No, I did not reach the 50,000-word floor that NaNoWriMo puts out there as a goal for sprint-writing in November. I didn’t come close. (4,286 is the count, to be exact.) But I don’t care, for two reasons:

  1. I spent much of my writing time editing the manuscript of someone else’s novelette. (More on that soon.)
  2. Writing is about process, not about distance.
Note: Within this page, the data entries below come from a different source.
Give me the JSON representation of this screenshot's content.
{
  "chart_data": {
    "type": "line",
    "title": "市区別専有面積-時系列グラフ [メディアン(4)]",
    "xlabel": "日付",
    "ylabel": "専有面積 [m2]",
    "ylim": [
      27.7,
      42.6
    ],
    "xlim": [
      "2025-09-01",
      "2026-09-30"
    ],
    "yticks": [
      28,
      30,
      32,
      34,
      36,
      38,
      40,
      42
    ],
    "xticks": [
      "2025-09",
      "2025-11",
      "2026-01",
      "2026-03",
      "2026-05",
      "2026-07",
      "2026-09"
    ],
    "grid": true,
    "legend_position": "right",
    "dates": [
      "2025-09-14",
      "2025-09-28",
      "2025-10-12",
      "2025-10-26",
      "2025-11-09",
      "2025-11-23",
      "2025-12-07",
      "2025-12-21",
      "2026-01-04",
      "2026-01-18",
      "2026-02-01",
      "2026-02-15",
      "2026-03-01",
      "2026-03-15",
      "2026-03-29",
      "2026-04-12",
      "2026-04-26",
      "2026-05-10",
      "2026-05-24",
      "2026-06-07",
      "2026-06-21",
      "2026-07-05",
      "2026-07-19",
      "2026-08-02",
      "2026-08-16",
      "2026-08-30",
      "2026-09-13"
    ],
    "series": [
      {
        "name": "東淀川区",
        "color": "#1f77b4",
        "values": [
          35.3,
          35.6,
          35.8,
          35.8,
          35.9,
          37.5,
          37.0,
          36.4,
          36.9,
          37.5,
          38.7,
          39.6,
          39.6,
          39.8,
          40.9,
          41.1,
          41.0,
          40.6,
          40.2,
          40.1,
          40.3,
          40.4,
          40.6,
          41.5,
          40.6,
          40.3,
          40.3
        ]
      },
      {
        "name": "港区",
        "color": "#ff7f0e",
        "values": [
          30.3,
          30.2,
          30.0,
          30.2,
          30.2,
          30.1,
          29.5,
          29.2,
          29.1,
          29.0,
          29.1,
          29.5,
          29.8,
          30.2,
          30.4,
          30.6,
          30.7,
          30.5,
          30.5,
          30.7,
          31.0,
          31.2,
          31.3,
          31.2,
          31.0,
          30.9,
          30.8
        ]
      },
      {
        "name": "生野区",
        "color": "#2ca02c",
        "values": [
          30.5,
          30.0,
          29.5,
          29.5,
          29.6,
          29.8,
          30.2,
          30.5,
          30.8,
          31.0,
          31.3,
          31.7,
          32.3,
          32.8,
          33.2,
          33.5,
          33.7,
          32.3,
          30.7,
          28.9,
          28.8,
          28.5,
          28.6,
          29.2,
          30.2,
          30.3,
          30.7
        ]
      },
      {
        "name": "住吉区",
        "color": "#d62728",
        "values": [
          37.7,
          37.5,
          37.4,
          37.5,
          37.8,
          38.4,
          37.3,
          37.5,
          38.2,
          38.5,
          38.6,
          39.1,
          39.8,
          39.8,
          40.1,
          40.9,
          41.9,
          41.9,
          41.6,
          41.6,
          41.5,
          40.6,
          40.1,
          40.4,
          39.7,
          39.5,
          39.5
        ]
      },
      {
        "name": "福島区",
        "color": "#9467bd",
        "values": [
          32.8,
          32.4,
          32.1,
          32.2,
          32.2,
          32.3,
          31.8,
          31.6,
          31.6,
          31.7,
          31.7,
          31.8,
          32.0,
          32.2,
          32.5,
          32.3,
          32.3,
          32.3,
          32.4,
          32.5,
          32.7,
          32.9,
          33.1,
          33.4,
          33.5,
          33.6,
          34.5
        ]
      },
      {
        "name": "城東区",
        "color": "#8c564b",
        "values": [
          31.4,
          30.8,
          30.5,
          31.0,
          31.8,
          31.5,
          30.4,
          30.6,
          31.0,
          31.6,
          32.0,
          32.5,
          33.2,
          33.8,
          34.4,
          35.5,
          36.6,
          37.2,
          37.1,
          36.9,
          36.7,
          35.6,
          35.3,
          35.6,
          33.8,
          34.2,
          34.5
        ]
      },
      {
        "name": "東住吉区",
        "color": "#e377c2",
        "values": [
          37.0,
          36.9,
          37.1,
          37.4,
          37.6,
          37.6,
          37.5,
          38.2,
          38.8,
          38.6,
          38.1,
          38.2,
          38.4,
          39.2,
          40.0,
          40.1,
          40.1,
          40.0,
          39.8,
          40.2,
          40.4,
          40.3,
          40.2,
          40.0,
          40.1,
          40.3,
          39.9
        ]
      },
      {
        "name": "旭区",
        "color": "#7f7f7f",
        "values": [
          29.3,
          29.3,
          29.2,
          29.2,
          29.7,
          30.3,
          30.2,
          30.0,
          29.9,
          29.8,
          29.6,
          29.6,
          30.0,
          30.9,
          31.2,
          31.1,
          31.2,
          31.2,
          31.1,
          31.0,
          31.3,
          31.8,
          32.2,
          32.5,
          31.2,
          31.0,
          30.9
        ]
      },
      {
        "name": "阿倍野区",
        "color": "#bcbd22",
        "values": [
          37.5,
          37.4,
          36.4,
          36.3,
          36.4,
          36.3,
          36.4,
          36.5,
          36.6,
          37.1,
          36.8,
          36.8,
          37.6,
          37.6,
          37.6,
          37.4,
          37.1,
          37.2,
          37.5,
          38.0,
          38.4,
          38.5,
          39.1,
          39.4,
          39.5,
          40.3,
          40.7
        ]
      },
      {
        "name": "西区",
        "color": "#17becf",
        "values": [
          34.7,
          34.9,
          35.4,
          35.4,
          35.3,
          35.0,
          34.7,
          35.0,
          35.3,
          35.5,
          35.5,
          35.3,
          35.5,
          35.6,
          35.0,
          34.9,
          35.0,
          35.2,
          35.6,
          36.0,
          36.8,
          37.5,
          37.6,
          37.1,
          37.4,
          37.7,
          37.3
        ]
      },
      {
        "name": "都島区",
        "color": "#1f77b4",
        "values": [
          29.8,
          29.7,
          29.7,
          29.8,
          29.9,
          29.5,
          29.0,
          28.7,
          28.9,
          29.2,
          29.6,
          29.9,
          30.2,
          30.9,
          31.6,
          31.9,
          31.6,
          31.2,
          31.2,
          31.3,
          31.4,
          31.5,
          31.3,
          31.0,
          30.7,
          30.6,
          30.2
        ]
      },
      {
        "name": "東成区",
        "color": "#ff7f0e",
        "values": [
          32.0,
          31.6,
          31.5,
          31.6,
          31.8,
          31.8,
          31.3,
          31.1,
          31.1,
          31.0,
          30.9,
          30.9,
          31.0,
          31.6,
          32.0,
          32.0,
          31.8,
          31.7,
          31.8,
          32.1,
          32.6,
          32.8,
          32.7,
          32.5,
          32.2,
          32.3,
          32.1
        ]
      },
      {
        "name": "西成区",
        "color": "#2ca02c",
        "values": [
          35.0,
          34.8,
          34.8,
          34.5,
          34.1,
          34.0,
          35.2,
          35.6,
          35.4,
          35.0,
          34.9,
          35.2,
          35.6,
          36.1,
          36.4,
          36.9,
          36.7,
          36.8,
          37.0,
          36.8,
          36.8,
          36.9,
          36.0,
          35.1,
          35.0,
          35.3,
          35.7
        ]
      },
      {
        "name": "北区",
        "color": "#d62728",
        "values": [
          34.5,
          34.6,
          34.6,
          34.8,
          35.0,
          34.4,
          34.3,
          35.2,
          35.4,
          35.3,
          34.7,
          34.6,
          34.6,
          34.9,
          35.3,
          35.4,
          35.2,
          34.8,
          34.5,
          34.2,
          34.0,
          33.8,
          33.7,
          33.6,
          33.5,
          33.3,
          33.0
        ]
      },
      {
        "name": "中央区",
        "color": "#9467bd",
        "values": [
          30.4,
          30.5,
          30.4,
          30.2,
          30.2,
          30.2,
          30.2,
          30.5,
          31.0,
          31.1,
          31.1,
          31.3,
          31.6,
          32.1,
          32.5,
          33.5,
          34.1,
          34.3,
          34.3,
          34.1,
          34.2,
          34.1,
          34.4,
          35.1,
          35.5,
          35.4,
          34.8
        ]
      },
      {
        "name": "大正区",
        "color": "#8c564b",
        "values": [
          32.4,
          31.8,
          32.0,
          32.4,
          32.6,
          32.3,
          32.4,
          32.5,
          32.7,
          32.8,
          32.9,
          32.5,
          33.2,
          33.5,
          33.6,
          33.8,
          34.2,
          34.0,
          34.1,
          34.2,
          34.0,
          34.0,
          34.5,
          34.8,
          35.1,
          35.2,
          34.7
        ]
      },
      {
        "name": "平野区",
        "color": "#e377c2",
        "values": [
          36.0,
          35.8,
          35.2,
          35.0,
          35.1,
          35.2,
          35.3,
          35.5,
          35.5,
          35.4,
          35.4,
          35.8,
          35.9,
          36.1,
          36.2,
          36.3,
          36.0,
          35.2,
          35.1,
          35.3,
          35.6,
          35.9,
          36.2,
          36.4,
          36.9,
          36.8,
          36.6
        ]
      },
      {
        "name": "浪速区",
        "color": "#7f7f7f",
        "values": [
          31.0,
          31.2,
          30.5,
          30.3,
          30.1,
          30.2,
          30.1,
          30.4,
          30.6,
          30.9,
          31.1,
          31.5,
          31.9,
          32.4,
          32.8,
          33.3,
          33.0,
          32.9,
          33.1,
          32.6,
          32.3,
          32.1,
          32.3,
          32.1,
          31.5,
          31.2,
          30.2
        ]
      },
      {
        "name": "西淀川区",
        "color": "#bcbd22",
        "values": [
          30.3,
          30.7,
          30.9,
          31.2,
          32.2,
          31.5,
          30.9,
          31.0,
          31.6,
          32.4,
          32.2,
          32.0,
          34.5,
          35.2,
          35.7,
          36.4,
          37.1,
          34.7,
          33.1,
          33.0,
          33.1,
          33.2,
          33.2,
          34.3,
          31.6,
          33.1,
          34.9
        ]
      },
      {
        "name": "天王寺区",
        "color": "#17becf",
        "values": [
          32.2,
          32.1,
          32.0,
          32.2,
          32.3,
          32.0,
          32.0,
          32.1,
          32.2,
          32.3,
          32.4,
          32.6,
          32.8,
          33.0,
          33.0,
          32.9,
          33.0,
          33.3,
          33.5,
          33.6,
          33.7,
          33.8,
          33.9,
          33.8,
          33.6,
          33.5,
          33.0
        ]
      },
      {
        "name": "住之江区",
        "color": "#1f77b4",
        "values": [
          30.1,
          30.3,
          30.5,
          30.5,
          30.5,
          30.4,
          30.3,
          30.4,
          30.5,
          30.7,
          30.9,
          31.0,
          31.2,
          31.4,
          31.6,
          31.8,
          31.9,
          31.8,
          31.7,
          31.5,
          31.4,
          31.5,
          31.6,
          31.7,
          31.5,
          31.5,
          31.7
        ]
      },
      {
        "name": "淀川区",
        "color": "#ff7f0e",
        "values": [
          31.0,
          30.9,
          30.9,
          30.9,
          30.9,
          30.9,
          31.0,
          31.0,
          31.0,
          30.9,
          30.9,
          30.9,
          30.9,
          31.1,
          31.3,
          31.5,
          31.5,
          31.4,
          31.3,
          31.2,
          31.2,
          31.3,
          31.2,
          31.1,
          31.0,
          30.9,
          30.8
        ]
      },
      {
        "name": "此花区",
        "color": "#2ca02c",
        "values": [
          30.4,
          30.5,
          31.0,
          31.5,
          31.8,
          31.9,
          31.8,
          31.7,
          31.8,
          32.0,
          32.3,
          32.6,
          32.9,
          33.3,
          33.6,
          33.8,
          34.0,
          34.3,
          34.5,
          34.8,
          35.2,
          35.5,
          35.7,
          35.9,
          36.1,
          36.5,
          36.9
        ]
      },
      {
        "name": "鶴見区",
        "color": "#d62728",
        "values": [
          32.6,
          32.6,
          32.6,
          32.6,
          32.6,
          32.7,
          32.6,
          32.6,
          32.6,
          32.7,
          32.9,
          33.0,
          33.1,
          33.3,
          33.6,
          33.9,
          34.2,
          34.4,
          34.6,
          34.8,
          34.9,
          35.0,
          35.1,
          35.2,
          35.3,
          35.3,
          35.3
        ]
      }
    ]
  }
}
I embraced the NaNoWriMo endeavor not so much to see if I have the right stuff to blast out 50k words in 30 days. I know I can do that. I’ve done it before, blogging, writing screenplays, writing short stories. I can be pretty long-winded on the keyboard, despite my best intentions. No, I NaNoed simply to jump-start the process. I have a day job that’s pretty all-engrossing. It demands my attention all my waking hours, and not a few of my sleeping hours as well. I needed an occasion to give myself permission to get back into writing. This was it. And it worked, such as it is. I have a concept, a very very rough outline, a main character I’m kind of liking, and a few scenes. Enough to hang onto. Enough to build upon. People flog themselves over NaNoWriMo. So many who don’t reach 50,000 words call the endeavor a failure. “I tried NaNoWriMo and failed!” What crap. This isn’t grade school. This is life. This is craft. This is something you do, not something you achieve. Are you writing? Guess what. That’s not failing.